Car il ne faut pas longtemps pour que la certitude blasée de trouver de l’ironie cachée entre les lignes s’estompe. On suit Ronce-Rose dans son périple énorme et dérisoire. On ne rit plus. Parce que – et il faut un peu de temps pour l’admettre – ce dont il est question ici c’est d’un amour immense et de la peur qui s’immisce, et d’un espoir plus grand que les obstacles, et de la vulnérabilité d’une petite fille, et ce qui se joue va très subtilement retourner ce qui subsiste en chacun d’une angoisse d’abandon et de perte. Il sait que c’est là, Chevillard. Il n’a qu’à se servir, puiser dans nos petites fragilités tassées au fond de notre barbaque d’adulte. À jouer cette partition, certains (que je ne citerai pas pour ne pas m’acharner sur David Foenkinos) ne tireraient de nous qu’un rictus gêné pour leur personnage et de la pitié pour eux, mais pas Chevillard. Équilibriste, disais-je. Il ne singe pas une prétendue langue d’enfant: son vocabulaire, sa syntaxe n’ont rien de faussement ingénu. Si Ronce-Rose nous apparaît comme l’enfant qu’elle est, c’est par sa naïveté et son enthousiasme, par son regard étonné sur les mystères du monde et son sens naturel de l’hypothèse merveilleuse. Par la fragilité de son être et la puissance de sa volonté. Parce que Chevillard ne cherche jamais à se faire passer pour Ronce-Rose en bêtifiant sa langue, il ne fait jamais d’elle un simulacre grimaçant de l’enfance mais convoque ce que nous étions à cinq ou six ans quand, le premier jour d’école, nous avons cru, le temps de quelques heures, que nous ne rentrerions jamais chez nous.
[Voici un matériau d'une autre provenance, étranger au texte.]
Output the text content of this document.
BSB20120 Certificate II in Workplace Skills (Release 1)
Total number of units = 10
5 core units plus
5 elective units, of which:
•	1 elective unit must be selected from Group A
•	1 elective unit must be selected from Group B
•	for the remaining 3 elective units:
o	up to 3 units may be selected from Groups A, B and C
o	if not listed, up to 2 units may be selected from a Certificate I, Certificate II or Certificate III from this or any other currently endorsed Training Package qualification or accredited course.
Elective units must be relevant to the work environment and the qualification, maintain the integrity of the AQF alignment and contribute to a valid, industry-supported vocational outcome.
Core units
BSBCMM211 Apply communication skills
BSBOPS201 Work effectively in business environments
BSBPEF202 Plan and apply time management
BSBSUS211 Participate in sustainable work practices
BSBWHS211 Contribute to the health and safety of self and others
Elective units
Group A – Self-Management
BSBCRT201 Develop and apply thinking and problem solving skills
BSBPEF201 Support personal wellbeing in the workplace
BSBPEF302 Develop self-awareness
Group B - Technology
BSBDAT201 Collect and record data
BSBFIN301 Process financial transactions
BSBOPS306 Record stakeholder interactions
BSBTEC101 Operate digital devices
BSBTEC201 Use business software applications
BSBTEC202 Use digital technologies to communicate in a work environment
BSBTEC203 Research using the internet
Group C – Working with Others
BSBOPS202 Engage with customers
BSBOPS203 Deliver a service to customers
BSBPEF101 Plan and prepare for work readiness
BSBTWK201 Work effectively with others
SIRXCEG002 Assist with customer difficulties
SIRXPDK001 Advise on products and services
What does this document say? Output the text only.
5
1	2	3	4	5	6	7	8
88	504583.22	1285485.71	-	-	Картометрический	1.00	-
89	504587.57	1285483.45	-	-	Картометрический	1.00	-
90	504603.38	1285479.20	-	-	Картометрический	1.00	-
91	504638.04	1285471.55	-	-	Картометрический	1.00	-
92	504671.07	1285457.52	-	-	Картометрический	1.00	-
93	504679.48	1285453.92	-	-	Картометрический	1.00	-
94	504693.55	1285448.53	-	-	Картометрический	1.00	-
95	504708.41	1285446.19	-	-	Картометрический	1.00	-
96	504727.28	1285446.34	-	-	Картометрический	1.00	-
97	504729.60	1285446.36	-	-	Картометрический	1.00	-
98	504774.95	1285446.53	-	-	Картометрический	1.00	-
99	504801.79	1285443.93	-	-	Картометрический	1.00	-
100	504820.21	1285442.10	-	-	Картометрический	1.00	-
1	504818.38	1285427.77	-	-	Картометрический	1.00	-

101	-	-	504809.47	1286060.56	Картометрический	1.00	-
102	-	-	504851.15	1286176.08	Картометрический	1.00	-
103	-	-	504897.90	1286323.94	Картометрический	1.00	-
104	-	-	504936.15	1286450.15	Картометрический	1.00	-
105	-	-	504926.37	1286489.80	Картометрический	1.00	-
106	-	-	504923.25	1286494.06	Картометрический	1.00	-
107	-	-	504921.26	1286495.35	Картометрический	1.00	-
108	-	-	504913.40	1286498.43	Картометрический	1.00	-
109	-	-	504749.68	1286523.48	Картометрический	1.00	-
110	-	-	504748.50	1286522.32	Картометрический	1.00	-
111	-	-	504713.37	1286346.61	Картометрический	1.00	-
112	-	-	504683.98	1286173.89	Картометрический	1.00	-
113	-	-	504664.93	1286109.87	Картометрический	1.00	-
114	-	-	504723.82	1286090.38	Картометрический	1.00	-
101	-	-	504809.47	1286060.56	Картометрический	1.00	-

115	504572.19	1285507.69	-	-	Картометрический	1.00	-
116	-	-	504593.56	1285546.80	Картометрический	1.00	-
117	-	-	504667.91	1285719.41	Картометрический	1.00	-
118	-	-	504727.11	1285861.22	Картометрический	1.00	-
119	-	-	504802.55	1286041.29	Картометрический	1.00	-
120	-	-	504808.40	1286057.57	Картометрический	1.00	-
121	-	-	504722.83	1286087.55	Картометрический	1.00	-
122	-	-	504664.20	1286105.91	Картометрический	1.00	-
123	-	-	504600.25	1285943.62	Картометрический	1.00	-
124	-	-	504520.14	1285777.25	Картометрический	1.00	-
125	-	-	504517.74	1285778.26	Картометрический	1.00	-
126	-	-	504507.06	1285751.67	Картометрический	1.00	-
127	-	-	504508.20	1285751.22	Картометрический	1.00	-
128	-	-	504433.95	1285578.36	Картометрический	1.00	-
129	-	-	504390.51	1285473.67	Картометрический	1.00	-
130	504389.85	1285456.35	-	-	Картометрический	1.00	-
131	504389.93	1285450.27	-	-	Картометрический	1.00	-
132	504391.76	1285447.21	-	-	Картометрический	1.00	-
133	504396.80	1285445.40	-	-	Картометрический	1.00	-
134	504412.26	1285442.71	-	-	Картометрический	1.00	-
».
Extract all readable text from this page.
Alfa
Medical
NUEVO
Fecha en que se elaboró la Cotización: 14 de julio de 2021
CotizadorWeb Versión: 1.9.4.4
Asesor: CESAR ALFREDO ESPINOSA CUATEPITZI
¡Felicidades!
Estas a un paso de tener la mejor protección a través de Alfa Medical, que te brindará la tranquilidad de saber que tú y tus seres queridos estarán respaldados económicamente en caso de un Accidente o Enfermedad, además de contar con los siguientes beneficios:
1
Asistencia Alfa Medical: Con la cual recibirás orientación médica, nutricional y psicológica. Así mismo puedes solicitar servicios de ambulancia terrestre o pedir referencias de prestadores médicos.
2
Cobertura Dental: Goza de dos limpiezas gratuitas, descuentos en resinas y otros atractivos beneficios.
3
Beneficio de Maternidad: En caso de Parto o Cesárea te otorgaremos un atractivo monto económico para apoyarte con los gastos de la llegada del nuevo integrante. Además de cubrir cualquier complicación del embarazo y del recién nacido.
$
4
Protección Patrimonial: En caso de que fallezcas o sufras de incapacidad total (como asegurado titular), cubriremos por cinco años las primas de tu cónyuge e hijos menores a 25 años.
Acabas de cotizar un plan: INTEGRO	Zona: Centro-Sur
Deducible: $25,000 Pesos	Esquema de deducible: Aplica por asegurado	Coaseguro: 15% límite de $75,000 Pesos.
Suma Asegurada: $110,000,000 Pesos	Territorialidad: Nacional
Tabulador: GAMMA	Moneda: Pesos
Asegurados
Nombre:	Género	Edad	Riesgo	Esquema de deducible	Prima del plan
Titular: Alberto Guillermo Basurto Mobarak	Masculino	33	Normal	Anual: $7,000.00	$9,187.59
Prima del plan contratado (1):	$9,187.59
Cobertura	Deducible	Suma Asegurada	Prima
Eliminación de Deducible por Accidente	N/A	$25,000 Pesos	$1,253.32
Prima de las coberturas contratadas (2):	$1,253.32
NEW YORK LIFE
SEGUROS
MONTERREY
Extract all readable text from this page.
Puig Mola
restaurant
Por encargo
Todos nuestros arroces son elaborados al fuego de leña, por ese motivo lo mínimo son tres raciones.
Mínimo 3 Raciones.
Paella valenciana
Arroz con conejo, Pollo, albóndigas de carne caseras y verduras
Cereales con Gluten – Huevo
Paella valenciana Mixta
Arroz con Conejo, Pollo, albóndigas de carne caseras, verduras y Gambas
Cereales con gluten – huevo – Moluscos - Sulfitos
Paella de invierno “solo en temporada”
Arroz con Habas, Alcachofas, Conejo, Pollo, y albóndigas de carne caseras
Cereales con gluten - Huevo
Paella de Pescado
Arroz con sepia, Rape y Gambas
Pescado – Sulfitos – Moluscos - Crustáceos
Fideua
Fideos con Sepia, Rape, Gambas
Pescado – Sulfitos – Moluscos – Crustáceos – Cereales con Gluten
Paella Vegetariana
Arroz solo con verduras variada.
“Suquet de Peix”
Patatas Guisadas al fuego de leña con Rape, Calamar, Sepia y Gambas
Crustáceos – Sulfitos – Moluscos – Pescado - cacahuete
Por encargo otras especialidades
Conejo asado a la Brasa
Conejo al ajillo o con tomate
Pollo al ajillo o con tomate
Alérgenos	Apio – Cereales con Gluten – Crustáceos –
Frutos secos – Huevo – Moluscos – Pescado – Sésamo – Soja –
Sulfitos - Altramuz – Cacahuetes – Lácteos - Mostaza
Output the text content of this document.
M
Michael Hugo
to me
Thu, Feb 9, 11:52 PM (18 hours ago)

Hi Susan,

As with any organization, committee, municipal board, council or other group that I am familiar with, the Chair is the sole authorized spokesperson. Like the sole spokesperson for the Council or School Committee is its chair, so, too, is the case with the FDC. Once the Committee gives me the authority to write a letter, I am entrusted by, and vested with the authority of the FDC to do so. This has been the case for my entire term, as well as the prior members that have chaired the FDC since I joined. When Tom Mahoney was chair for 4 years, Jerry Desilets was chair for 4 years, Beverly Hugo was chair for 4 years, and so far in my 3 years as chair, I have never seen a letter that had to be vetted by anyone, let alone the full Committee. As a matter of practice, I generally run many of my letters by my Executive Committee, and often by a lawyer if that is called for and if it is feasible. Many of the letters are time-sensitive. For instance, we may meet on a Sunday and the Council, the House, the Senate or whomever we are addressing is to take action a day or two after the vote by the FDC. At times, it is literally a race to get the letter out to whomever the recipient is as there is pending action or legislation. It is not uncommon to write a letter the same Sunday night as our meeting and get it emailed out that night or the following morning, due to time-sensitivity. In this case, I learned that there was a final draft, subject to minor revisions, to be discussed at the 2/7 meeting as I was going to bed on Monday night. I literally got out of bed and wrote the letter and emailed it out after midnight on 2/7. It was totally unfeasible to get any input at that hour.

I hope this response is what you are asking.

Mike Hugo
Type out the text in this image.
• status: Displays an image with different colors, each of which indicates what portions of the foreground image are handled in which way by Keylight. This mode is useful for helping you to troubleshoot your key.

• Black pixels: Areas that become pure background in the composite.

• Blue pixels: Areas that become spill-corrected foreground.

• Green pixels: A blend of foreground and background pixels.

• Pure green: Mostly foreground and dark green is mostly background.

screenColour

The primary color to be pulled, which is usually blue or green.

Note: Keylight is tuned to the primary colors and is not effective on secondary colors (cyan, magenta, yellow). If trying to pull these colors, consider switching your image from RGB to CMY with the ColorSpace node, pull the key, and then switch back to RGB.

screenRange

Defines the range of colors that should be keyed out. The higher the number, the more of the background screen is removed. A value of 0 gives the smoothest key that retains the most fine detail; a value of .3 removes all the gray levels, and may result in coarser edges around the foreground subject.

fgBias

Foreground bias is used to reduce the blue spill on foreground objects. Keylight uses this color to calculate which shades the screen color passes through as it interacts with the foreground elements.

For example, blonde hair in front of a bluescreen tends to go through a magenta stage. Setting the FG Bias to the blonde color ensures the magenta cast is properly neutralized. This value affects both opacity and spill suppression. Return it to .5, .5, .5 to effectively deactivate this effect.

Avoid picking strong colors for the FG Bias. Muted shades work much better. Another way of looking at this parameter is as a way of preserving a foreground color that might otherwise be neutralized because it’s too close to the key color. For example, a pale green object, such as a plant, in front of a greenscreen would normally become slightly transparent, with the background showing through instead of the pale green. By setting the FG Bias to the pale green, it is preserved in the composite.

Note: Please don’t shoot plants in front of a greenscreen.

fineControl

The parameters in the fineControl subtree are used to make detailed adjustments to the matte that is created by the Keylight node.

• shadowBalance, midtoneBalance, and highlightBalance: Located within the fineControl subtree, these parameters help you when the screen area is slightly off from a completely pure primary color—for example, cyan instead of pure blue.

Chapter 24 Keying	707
Autant vous prévenir: c’est là qu’il nous cueille.

Et parce que c’est lui, parce qu’il est tout de même le maître de l’utilisation d’une forme contemporaine d’absurde facétieux, et plus encore adepte du questionnement sur ce que peut être le roman aujourd’hui, il a l’extrême élégance de ne jamais oublier ces jeux formels au profit d’une simple « histoire », faisant de Ronce-Rose un de ces livres longs en bouche dont on sait qu’il faudra longtemps pour en faire le tour.

Le jour où Éric Chevillard cessera de tailler les diamants et produira de la verroterie n’a pas l’air plus proche que celui du Jugement Dernier. Il va encore nous surprendre. Je m’en réjouis (mais il ne perd rien pour attendre).